Вообще тёмный лес. Пока не станет понятным, что это за изделия, ничего правдоподобного тут не придумать. Про бесславный провал моих попыток разобраться с артефактами из чёрного или хотя бы просто цветного стекла я уже говорил.

Четвёртое. «Иван Иваныч» купленным у Терехова глушителем обеспечил Мартышке и его подручному Плюхе проникновение ко мне на двор и указал окно моего кабинета. Мартышка влез ко мне, но был пойман, бит и сдан губным.

Единственный пункт, по которому вопросов нет – сам в половине изложенных событий поучаствовал.

Пятое. «Иван Иваныч» разыскивает и убивает Плюху, изменяя внешность, чтобы скрыться после убийства.

И зачем, спрашивается? Ну, убил он Плюху, мог и Печёного убить, а толку? Мартышка-то всё равно уже у губных сидел, так что было кому опознавать заказчика. Или это привычка такая – нет возможности всех свидетелей поубивать, так хотя бы попытаться стоит? Нехорошая привычка, прямо скажу…

Шестое. После неудачи Мартышки «Иван Иваныч» следит за моим домом. Возможно, не только за домом, но и за мной, однако точно выявлена только его слежка за домом. При этом «Иван Иваныч» показывает изрядное умение как вести слежку, так и уходить от неё.

Смысла этой слежки я и тогда не понимал, и сейчас не понимаю. Ну не понимаю – и всё! Нельзя в одиночку успешно вести слежку, невозможно. Вон, губные соглядатаи, коих Шаболдин отрядил за мной присматривать, и то сколько раз «Иван Иваныча» упускали, а они-то не по одному работали!

Седьмое. Тайный исправник Мякиш сообщает нам о том, что «Иван Иваныч» пойман тайными и находится у них. Предоставить какие-либо сведения по деятельности «Иван Иваныча» Мякиш отказывается.

Опять полная неизвестность. Как пойман, за что пойман? Даже предположить нечего…

Восьмое.

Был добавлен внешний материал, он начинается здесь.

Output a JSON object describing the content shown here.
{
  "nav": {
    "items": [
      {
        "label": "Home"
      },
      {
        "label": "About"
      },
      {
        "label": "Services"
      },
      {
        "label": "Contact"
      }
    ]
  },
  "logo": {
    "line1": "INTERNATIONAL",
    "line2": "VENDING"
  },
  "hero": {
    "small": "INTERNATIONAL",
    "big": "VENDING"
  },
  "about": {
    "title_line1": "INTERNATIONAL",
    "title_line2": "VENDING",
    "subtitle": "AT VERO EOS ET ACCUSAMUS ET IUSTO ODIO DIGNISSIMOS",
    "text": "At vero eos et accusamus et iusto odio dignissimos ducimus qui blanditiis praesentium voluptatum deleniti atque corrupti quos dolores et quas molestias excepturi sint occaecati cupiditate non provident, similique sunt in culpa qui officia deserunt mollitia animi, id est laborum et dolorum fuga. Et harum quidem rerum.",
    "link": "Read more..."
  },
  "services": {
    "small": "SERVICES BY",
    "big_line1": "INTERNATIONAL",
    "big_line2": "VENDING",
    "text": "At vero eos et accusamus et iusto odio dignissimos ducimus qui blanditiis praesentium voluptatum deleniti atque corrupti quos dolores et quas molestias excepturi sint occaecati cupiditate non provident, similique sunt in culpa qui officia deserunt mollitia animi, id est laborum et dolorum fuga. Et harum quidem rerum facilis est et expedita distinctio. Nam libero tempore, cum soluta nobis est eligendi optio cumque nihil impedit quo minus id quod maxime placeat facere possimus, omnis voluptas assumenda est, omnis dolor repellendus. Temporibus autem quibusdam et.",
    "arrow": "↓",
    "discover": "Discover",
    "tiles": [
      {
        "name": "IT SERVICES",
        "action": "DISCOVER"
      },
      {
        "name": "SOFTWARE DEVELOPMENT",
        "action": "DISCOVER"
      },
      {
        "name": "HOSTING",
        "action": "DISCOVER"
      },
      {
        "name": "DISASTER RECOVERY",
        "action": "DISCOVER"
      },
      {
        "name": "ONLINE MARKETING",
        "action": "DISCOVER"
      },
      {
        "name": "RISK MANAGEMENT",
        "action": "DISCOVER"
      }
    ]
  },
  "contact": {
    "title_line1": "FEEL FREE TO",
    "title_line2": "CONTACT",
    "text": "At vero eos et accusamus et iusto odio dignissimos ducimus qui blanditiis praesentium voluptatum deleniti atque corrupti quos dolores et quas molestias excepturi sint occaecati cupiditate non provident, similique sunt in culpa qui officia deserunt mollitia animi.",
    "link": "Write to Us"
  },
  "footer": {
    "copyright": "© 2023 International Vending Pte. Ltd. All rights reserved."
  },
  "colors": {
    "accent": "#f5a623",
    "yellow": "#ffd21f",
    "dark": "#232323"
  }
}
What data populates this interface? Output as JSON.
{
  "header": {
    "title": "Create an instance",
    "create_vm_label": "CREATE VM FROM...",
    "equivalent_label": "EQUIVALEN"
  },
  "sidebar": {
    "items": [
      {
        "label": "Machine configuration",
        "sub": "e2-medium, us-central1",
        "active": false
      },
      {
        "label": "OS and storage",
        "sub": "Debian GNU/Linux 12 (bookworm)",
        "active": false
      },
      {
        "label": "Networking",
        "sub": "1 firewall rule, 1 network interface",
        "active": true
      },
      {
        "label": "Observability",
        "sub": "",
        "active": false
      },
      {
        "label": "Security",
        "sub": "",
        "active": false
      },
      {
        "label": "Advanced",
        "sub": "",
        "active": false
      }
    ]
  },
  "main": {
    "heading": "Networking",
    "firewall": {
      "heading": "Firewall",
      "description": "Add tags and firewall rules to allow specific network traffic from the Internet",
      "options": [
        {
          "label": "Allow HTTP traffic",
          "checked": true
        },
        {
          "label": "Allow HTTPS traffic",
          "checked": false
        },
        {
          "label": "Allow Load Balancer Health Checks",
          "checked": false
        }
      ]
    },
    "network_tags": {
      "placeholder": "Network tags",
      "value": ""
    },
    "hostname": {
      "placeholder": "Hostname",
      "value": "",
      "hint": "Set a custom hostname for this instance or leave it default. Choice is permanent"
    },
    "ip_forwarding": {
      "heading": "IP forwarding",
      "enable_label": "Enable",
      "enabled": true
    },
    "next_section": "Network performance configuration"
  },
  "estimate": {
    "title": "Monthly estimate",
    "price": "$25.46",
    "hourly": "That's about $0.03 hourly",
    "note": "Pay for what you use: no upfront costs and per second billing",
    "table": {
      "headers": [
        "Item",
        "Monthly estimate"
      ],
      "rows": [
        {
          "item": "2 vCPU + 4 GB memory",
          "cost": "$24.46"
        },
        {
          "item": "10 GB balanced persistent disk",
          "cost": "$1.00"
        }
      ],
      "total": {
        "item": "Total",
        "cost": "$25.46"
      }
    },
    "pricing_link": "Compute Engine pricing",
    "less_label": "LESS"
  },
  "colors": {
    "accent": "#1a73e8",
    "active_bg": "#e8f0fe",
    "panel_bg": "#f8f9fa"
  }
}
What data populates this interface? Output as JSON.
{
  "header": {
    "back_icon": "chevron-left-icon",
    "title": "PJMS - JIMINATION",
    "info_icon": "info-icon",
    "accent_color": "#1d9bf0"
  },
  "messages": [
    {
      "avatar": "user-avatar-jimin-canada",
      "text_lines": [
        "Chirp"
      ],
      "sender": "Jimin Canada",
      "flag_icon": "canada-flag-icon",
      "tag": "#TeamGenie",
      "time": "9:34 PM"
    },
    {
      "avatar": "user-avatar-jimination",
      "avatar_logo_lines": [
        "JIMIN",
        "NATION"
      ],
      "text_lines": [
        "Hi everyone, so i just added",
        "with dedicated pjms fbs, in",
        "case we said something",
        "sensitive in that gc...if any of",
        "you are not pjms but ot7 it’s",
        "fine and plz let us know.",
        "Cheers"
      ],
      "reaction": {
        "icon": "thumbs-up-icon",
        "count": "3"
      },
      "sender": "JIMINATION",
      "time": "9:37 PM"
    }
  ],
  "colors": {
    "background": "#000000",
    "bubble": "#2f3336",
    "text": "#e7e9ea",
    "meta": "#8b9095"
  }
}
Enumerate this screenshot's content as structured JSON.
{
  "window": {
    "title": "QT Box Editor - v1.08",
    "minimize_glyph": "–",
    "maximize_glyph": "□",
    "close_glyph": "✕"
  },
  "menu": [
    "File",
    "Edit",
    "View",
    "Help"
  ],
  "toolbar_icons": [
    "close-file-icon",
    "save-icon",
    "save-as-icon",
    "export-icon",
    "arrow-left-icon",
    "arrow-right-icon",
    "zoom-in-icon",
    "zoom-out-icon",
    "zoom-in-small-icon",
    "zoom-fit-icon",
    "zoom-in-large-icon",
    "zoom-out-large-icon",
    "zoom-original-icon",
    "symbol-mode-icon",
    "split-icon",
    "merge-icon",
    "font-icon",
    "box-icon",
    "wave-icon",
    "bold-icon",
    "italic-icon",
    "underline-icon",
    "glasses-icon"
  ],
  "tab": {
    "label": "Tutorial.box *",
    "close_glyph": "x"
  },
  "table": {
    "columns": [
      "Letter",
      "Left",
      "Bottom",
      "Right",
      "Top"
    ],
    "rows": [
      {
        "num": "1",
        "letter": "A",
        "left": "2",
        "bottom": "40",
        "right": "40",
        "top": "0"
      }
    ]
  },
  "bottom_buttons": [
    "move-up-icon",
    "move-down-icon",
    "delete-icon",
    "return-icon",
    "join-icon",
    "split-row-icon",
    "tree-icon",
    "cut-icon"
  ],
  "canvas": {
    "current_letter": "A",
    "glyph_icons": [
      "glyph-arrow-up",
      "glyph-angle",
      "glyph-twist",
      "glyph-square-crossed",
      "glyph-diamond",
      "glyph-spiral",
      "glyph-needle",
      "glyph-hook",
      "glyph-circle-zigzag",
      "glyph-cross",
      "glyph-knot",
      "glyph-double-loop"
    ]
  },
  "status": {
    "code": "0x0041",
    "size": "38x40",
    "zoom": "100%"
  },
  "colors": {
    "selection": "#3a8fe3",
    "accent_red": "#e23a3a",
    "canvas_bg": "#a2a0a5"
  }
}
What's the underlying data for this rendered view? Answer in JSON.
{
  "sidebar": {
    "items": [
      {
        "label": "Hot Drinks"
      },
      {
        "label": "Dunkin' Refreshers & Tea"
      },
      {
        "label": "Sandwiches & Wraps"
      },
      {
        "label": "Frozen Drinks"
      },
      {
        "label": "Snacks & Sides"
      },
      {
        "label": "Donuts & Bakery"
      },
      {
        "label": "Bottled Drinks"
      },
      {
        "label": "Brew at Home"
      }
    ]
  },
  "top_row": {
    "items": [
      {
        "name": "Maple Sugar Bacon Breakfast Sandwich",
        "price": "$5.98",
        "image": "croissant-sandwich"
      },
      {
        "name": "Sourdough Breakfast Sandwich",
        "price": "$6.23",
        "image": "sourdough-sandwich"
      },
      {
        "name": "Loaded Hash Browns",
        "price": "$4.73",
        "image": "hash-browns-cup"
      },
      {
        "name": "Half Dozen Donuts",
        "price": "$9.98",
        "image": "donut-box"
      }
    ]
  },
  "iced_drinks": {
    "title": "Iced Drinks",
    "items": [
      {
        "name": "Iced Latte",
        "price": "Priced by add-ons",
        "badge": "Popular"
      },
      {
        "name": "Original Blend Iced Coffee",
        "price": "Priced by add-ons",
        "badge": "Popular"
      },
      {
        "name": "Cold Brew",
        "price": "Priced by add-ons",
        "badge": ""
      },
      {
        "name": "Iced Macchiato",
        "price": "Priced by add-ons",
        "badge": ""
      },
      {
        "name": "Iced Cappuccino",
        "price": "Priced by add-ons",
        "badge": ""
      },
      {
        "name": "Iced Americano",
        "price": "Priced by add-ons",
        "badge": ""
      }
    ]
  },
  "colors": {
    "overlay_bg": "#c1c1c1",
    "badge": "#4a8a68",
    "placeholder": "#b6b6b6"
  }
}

Человек, к коему подходит известное нам описание «Иван Иваныча», уводит неизвестно куда служащую в отцовском доме кухарку Фросю Крюкову. Незадолго до того открылось, что Крюкова сказала Оленьке, кем была её мать, представив это таким образом, будто Оленьку взяли в семью исключительно из-за заслуг матери в ублажении меня.

А вот тут можно и предположить, и сказать много чего, а спросить – так и ещё больше. Начнём с того, что увёл этот, как говорили в прошлой моей жизни, человек, похожий на «Иван Иваныча» Крюкову как раз когда я пожелал расспросить её и выяснить причину проявленной ею нездоровой болтливости, из чего можно было заключить, что он же к этой самой болтливости и причастность имеет. Зачем ему это? При попытке ответить на этот вопрос открывался столь широкий простор для воображения, что аж дух захватывало. Из сколько-нибудь правдоподобных версий наиболее убедительно смотрелось предположение о том, что это была попытка выбить меня из колеи, внеся разлад в отношения с названой сестрой, и заставить меня совершить под влиянием чувств что-нибудь необдуманное. Что именно, уж не знаю, но, повторюсь, ничего более осмысленного на ум не приходило. Впрочем, убедительным такое объяснение выглядело в том лишь случае, если «женихом» Фроси Крюковой и правда был тот самый «Иван Иваныч», а не кто-то, на него похожий, но я в такие совпадения давно не верю, жизненный опыт отучил. Почему «Иван Иваныч» обзавёлся знакомством в доме отца, а не в моём? Ну, у меня-то прислуга состоит, за редкими исключениями, из людей молодых. При чём тут, спросите, возраст? Ну так молодым девушкам мужчины в годах, каковым, судя по описаниям, является «Иван Иваныч», не так уж интересны, если не богаты, а в его случае и того нет. Это Фросю с её возрастом и хромотою охмурить легко и просто, а поди попробуй так зацепить молодую и красивую!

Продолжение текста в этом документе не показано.